Chronic alcohol use, or heavy drinking, is defined as consuming five or more drinks in a sitting, which can result in developing alcohol dependency or Alcohol Use DisorderBinge drinking is perhaps even more damaging, and is the most common form of excessive alcohol consumption in the United States, to the point that one-sixth of U.S. adults binge drinks four times each month. In fact, the older we get, the more we drink. People aged 65 or older reportedly up their binges to five to six times per month, according to the Centers for Disease Control and Prevention

It's not only a problem in the U.S., but it has become a global, far-reaching issue. On a global scale, harmful use of alcohol is responsible for approximately 3.3 million deaths every year, 5.9 percent of all deaths, and can be attributed to 5.1 percent of all disease worldwide, according to the World Health Organization.

"Heavy binge drinking by those who habitually consume alcohol is the most common cause of liver damage in chronic alcoholic liver disease," Shivendra Shukla, the Margaret Proctor Mulligan Professor of medical pharmacology and physiology at the MU School of Medicine and lead author of the study, said. "We know that this behavior causes large fatty deposits in the liver that ultimately impair the organ's ability to function properly. However, we wanted to understand the mechanism that causes this damage and the extent of the harm. Our research focused on different forms of alcohol abuse and the results of those behaviors."

Shukla and his team took a look a mice to further examine liver injury inflicted solely by chronic alcohol use and repeated binge drinking, as well as the two paired together. The tests took place over four weeks, and showed that mice who were exposed to chronic alcohol use and repeated binges displayed the highest levels of liver damage, according to a press release.

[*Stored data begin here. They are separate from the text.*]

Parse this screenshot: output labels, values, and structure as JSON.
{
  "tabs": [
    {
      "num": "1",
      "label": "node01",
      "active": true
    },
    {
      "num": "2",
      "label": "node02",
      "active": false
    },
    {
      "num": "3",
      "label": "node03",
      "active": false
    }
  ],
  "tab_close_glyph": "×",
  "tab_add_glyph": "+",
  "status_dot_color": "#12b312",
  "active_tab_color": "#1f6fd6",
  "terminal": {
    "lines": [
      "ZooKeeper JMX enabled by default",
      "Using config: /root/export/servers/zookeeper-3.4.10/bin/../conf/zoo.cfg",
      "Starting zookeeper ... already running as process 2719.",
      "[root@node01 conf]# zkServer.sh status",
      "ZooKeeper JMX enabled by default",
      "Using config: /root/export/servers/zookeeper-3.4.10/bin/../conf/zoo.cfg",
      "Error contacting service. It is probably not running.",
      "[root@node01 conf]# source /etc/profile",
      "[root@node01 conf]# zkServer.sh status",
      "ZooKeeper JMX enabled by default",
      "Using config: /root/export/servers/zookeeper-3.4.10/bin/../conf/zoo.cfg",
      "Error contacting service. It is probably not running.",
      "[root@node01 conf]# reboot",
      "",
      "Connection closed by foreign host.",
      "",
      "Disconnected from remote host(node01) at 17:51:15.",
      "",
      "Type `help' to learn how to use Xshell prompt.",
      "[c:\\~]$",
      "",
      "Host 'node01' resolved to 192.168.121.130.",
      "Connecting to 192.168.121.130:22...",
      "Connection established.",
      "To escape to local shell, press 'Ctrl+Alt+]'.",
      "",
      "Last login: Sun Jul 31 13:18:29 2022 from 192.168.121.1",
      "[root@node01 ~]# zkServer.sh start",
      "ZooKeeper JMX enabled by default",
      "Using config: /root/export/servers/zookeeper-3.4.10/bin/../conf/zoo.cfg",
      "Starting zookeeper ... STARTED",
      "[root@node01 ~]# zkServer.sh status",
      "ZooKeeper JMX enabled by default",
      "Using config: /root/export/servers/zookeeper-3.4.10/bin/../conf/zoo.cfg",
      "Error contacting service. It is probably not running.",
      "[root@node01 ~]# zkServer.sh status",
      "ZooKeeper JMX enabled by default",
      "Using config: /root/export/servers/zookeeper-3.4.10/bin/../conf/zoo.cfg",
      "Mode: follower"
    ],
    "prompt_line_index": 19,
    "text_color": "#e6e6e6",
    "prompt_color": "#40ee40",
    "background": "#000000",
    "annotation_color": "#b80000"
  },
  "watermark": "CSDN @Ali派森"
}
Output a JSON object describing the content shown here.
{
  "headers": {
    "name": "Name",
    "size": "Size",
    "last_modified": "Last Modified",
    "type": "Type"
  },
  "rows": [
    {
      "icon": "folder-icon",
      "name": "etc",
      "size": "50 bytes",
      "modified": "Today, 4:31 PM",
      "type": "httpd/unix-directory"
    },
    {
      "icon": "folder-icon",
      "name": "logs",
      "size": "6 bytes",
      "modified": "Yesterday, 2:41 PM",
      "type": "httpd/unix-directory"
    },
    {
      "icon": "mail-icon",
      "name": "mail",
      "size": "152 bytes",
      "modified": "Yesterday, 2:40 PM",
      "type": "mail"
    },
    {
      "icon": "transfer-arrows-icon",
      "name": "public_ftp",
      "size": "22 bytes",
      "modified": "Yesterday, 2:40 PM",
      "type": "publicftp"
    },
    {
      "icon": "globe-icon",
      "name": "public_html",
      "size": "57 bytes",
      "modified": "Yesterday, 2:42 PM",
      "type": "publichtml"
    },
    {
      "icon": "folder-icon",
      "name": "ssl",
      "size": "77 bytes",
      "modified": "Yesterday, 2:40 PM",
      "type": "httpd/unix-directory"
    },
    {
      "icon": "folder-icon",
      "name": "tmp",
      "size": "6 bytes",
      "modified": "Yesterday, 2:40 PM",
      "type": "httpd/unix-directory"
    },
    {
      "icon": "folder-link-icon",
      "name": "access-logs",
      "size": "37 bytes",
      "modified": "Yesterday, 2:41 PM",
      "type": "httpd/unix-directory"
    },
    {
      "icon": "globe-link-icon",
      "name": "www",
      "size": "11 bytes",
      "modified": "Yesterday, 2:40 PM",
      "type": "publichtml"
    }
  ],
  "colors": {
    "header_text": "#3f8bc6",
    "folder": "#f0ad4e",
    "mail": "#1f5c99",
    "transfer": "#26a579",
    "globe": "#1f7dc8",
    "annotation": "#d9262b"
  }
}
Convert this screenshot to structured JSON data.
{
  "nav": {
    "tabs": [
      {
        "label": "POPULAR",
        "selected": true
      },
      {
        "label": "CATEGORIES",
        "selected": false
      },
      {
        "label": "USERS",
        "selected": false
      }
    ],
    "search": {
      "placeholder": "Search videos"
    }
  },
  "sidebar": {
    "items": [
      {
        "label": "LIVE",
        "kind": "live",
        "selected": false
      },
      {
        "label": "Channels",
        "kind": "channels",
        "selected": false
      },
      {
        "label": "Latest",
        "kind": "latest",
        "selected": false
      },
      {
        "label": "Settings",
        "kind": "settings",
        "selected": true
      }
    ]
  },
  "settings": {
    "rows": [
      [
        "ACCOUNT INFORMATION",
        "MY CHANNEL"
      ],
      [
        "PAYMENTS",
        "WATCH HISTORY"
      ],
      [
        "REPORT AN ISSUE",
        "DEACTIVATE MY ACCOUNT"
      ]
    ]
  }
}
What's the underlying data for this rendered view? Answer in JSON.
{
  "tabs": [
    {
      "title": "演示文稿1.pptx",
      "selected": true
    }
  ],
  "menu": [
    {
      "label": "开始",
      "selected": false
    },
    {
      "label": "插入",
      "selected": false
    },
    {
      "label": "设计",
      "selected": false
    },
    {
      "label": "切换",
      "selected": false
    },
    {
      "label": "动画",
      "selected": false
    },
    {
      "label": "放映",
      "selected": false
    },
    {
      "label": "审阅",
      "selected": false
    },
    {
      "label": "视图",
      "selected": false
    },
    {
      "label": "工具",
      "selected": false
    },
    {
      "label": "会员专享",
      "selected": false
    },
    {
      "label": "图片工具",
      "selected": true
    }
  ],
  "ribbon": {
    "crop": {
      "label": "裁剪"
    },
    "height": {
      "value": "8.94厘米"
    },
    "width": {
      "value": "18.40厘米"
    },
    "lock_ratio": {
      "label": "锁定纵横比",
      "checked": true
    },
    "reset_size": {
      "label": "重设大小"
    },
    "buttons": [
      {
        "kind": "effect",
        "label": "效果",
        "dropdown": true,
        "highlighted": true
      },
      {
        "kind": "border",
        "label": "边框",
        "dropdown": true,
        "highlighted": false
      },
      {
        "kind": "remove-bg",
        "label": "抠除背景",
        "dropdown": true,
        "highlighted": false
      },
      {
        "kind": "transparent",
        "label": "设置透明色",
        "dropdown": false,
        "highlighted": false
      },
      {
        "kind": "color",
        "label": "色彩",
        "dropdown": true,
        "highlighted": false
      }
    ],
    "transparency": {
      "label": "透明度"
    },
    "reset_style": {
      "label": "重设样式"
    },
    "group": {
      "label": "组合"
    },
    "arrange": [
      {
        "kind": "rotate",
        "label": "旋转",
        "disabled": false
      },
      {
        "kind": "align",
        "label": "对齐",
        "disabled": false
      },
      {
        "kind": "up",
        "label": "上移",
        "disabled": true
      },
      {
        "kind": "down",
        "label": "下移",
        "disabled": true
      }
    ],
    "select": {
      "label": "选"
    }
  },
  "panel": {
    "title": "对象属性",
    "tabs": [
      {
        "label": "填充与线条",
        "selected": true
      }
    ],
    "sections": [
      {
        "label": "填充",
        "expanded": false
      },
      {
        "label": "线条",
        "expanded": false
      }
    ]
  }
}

"Either chronic alcohol use or acute repeat binge episodes caused moderate liver damage when compared to the control group not exposed to alcohol," Shukla said. "This outcome came as no surprise. However, in the mice exposed to both chronic use and repeat binge episodes, liver damage increased tremendously. Even more shocking was the extent of fatty deposits in the livers of those exposed to chronic plus binge alcohol. It was approximately 13 times higher than the control group."

Highly amplified fat accumulation was the result of the metabolic changes in the liver, which not only significantly increased fatty deposits in the liver, but increased the stress on the organ while simultaneously decreasing the liver's ability to fight that stress. Chronic or excessive alcohol use is not only associated with liver damage, according to Shukla.

"Drinking alcohol excessively can create an inflammatory response to the liver and other organ systems in the body," Shukla said. "If those organs work at a lower level of function, then a whole host of physiological processes can be affected. It is important for us to understand the extent of damage caused by alcohol abuse, which also can lead to other health issues such as diabetes, cardiovascular disease and some forms of cancer."